The statistics are indisputable (and a little overwhelming!). Online learning is here to stay. The internet holds enormous potential for new learning opportunities. Some higher education programs and institutions now focus exclusively on distance learners, while many traditional institutions continue their campus-based learning environment but are reaching out in unprecedented ways to make their educational programming available to a new kind of student—those that will never set foot on campus.
Among the populations of students drawn to this new educational delivery mechanism are students with disabilities who may believe that their disability will have less impact on their participation and performance in online classes than in traditional classrooms. They may believe that online classes are un-timed and unhurried. They may believe that access to the internet is all that is needed to have full access to their virtual classroom. They may believe that participating from a distance, never seeing or being seen by classmates, will provide a level of anonymity (in which their disability is a neutral) that they have often wished for in face-to-face classes. They may believe a lot of things that we know to be misguided!

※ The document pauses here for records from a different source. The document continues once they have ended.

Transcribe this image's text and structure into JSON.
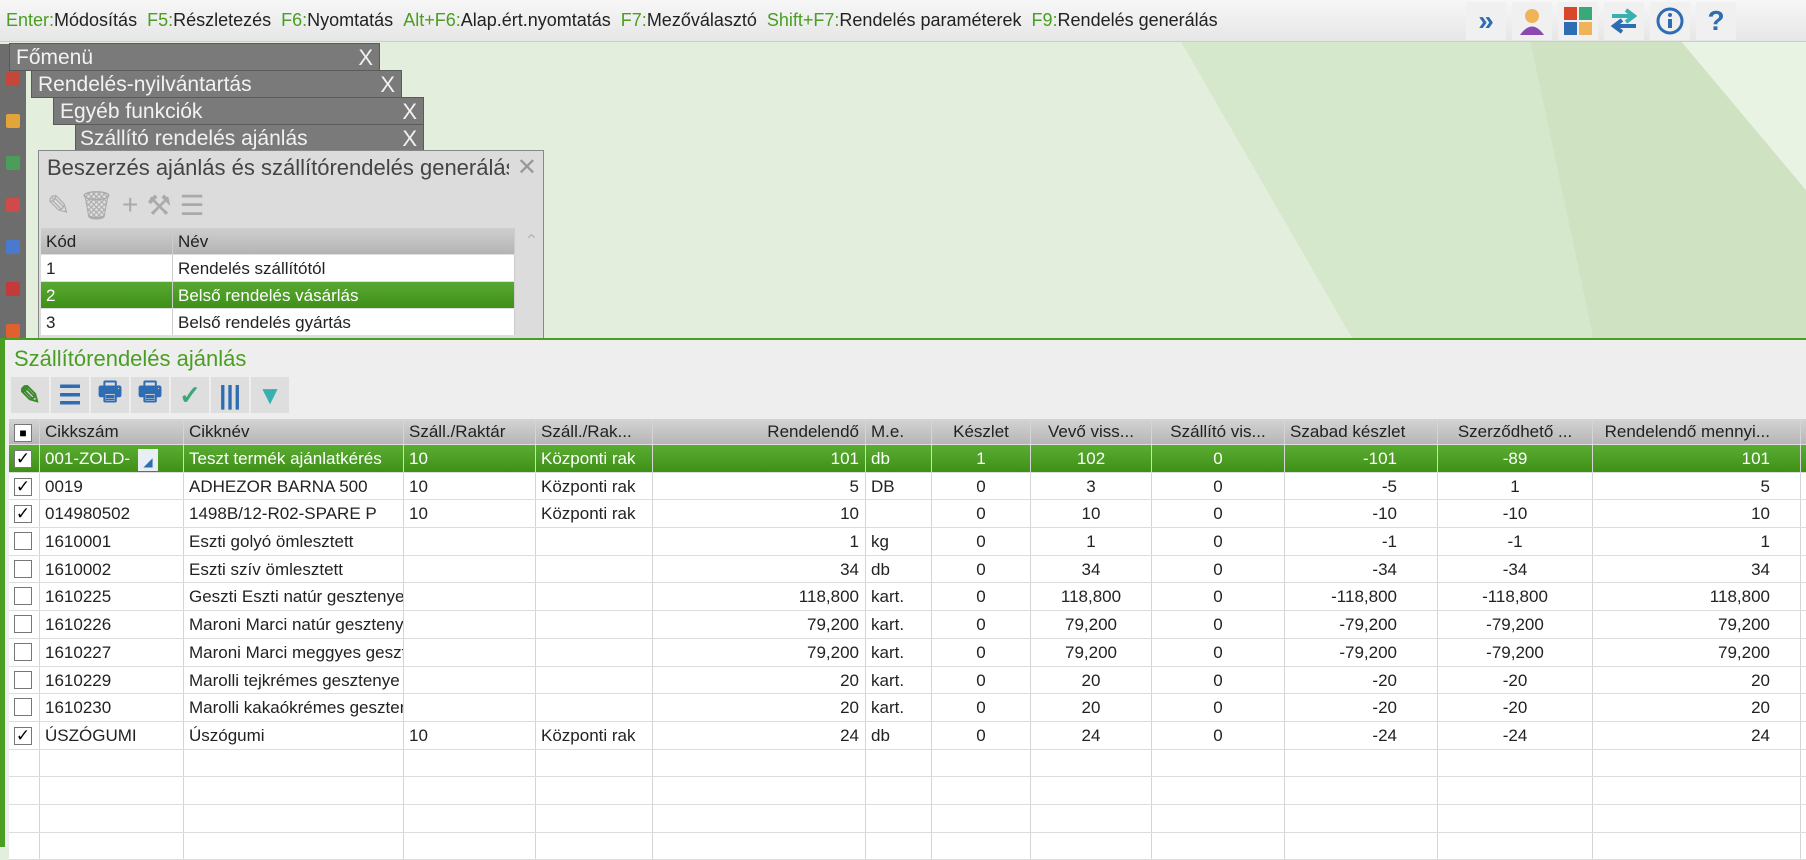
{
  "shortcuts": [
    {
      "key": "Enter:",
      "label": "Módosítás"
    },
    {
      "key": "F5:",
      "label": "Részletezés"
    },
    {
      "key": "F6:",
      "label": "Nyomtatás"
    },
    {
      "key": "Alt+F6:",
      "label": "Alap.ért.nyomtatás"
    },
    {
      "key": "F7:",
      "label": "Mezőválasztó"
    },
    {
      "key": "Shift+F7:",
      "label": "Rendelés paraméterek"
    },
    {
      "key": "F9:",
      "label": "Rendelés generálás"
    }
  ],
  "top_icons": [
    "double-chevron-right-icon",
    "user-icon",
    "tiles-icon",
    "swap-arrows-icon",
    "info-icon",
    "help-icon"
  ],
  "windows": [
    "Főmenü",
    "Rendelés-nyilvántartás",
    "Egyéb funkciók",
    "Szállító rendelés ajánlás"
  ],
  "close_glyph": "X",
  "dialog": {
    "title": "Beszerzés ajánlás és szállítórendelés generálás",
    "columns": [
      "Kód",
      "Név"
    ],
    "rows": [
      [
        "1",
        "Rendelés szállítótól"
      ],
      [
        "2",
        "Belső rendelés vásárlás"
      ],
      [
        "3",
        "Belső rendelés gyártás"
      ]
    ]
  },
  "panel": {
    "title": "Szállítórendelés ajánlás",
    "columns": [
      "Cikkszám",
      "Cikknév",
      "Száll./Raktár",
      "Száll./Rak...",
      "Rendelendő",
      "M.e.",
      "Készlet",
      "Vevő viss...",
      "Szállító vis...",
      "Szabad készlet",
      "Szerződhető ...",
      "Rendelendő mennyi..."
    ],
    "rows": [
      {
        "checked": true,
        "cells": [
          "001-ZOLD-",
          "Teszt termék ajánlatkérés",
          "10",
          "Központi rak",
          "101",
          "db",
          "1",
          "102",
          "0",
          "-101",
          "-89",
          "101"
        ]
      },
      {
        "checked": true,
        "cells": [
          "0019",
          "ADHEZOR BARNA 500",
          "10",
          "Központi rak",
          "5",
          "DB",
          "0",
          "3",
          "0",
          "-5",
          "1",
          "5"
        ]
      },
      {
        "checked": true,
        "cells": [
          "014980502",
          "1498B/12-R02-SPARE P",
          "10",
          "Központi rak",
          "10",
          "",
          "0",
          "10",
          "0",
          "-10",
          "-10",
          "10"
        ]
      },
      {
        "checked": false,
        "cells": [
          "1610001",
          "Eszti golyó ömlesztett",
          "",
          "",
          "1",
          "kg",
          "0",
          "1",
          "0",
          "-1",
          "-1",
          "1"
        ]
      },
      {
        "checked": false,
        "cells": [
          "1610002",
          "Eszti szív ömlesztett",
          "",
          "",
          "34",
          "db",
          "0",
          "34",
          "0",
          "-34",
          "-34",
          "34"
        ]
      },
      {
        "checked": false,
        "cells": [
          "1610225",
          "Geszti Eszti natúr gesztenye",
          "",
          "",
          "118,800",
          "kart.",
          "0",
          "118,800",
          "0",
          "-118,800",
          "-118,800",
          "118,800"
        ]
      },
      {
        "checked": false,
        "cells": [
          "1610226",
          "Maroni Marci natúr gesztenye",
          "",
          "",
          "79,200",
          "kart.",
          "0",
          "79,200",
          "0",
          "-79,200",
          "-79,200",
          "79,200"
        ]
      },
      {
        "checked": false,
        "cells": [
          "1610227",
          "Maroni Marci meggyes gesztenye",
          "",
          "",
          "79,200",
          "kart.",
          "0",
          "79,200",
          "0",
          "-79,200",
          "-79,200",
          "79,200"
        ]
      },
      {
        "checked": false,
        "cells": [
          "1610229",
          "Marolli tejkrémes gesztenye",
          "",
          "",
          "20",
          "kart.",
          "0",
          "20",
          "0",
          "-20",
          "-20",
          "20"
        ]
      },
      {
        "checked": false,
        "cells": [
          "1610230",
          "Marolli kakaókrémes gesztenye",
          "",
          "",
          "20",
          "kart.",
          "0",
          "20",
          "0",
          "-20",
          "-20",
          "20"
        ]
      },
      {
        "checked": true,
        "cells": [
          "ÚSZÓGUMI",
          "Úszógumi",
          "10",
          "Központi rak",
          "24",
          "db",
          "0",
          "24",
          "0",
          "-24",
          "-24",
          "24"
        ]
      }
    ]
  },
  "colors": {
    "accent": "#4a9e22",
    "background": "#e3eedd"
  }
}
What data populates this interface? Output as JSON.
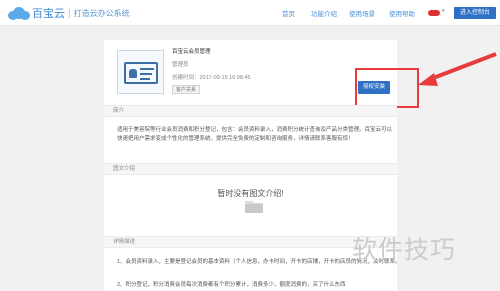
{
  "brand": {
    "name": "百宝云",
    "separator": "|",
    "slogan": "打造云办公系统"
  },
  "nav": {
    "items": [
      "首页",
      "功能介绍",
      "使用场景",
      "使用帮助"
    ],
    "user_caret": "▾",
    "console_label": "进入控制台"
  },
  "app": {
    "name": "百宝云会员管理",
    "role": "管理员",
    "created_time": "创建时间：2017-09-15 16:08:45",
    "tag": "客户关系",
    "auth_button": "授权安装"
  },
  "sections": {
    "intro_title": "简介",
    "intro_text": "适用于美容院等行业会员消费和积分登记，包含：会员资料录入，消费积分统计查询及产品分类管理。百宝云可以快速把用户需求变成个性化的管理系统，提供完全免费的定制和咨询服务，详情请联系客服有惊！",
    "graphic_title": "图文介绍",
    "graphic_empty": "暂时没有图文介绍!",
    "detail_title": "详情描述",
    "detail_1": "1、会员资料录入，主要是登记会员的基本资料（个人信息，办卡时间，开卡的店铺，开卡的店员的情况，及时联系。",
    "detail_2": "2、积分登记，积分消费会员每次消费都有个积分累计，消费多少，额度消费的，买了什么东西"
  },
  "watermark": "软件技巧",
  "colors": {
    "accent": "#2f6fc4",
    "highlight": "#e83b3b",
    "nav_text": "#4a90d9"
  }
}
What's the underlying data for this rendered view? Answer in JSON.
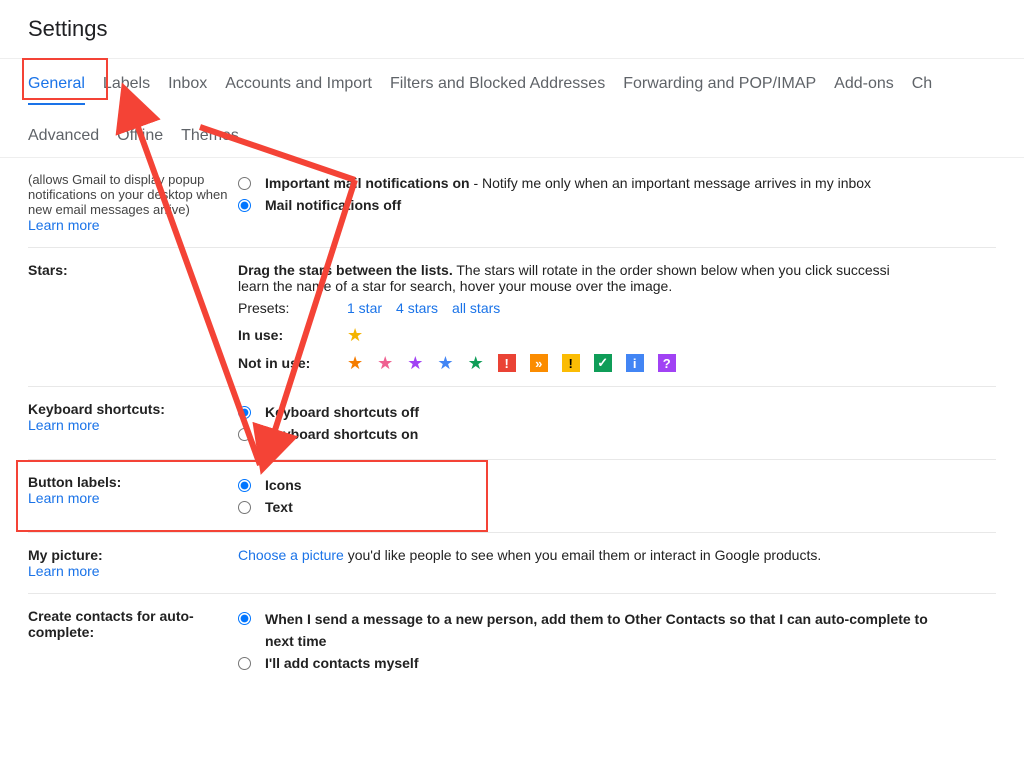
{
  "title": "Settings",
  "tabs": {
    "general": "General",
    "labels": "Labels",
    "inbox": "Inbox",
    "accounts": "Accounts and Import",
    "filters": "Filters and Blocked Addresses",
    "forwarding": "Forwarding and POP/IMAP",
    "addons": "Add-ons",
    "chat": "Ch",
    "advanced": "Advanced",
    "offline": "Offline",
    "themes": "Themes"
  },
  "notifications": {
    "desc": "(allows Gmail to display popup notifications on your desktop when new email messages arrive)",
    "learn_more": "Learn more",
    "important_on": "Important mail notifications on",
    "important_on_desc": " - Notify me only when an important message arrives in my inbox",
    "off": "Mail notifications off"
  },
  "stars": {
    "heading": "Stars:",
    "drag_label": "Drag the stars between the lists.",
    "drag_desc": "  The stars will rotate in the order shown below when you click successi",
    "drag_desc2": "learn the name of a star for search, hover your mouse over the image.",
    "presets_label": "Presets:",
    "preset1": "1 star",
    "preset2": "4 stars",
    "preset3": "all stars",
    "in_use": "In use:",
    "not_in_use": "Not in use:",
    "mark_excl": "!",
    "mark_raquo": "»",
    "mark_excl2": "!",
    "mark_check": "✓",
    "mark_info": "i",
    "mark_q": "?"
  },
  "keyboard": {
    "heading": "Keyboard shortcuts:",
    "learn_more": "Learn more",
    "off": "Keyboard shortcuts off",
    "on": "Keyboard shortcuts on"
  },
  "button_labels": {
    "heading": "Button labels:",
    "learn_more": "Learn more",
    "icons": "Icons",
    "text": "Text"
  },
  "picture": {
    "heading": "My picture:",
    "learn_more": "Learn more",
    "choose": "Choose a picture",
    "desc": " you'd like people to see when you email them or interact in Google products."
  },
  "contacts": {
    "heading": "Create contacts for auto-complete:",
    "auto": "When I send a message to a new person, add them to Other Contacts so that I can auto-complete to",
    "auto2": "next time",
    "manual": "I'll add contacts myself"
  }
}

We know, too, that in this case, technology isn't the answer—it's a part of the problem!!! Assuring website access and careful review of disability access issues within your course management system are an important first steps in facilitating participation by students with disabilities. But just as building ramps and elevators got students into the classroom, but didn't assure programmatic accessibility, technology access/match provides a kind of "architectural access" to online learning without speaking to issues of meaningful access to the content, activities, or outcomes of those online educational opportunities.
Now is the time for administrators and disability services professionals to acknowledge that new delivery methods for education create new challenges to our assigned role in assuring access for students with disabilities. It is important for online learning programs to demonstrate that their offerings present credible learning opportunities and a viable alternative to the traditional classroom, as we face a skeptical higher education community that does not easily embrace dramatic change in methodology or pedagogy. Students with disabilities pose a special challenge, as the obligation to support their efforts to access/participate in distance learning is legally mandated under Federal statutes.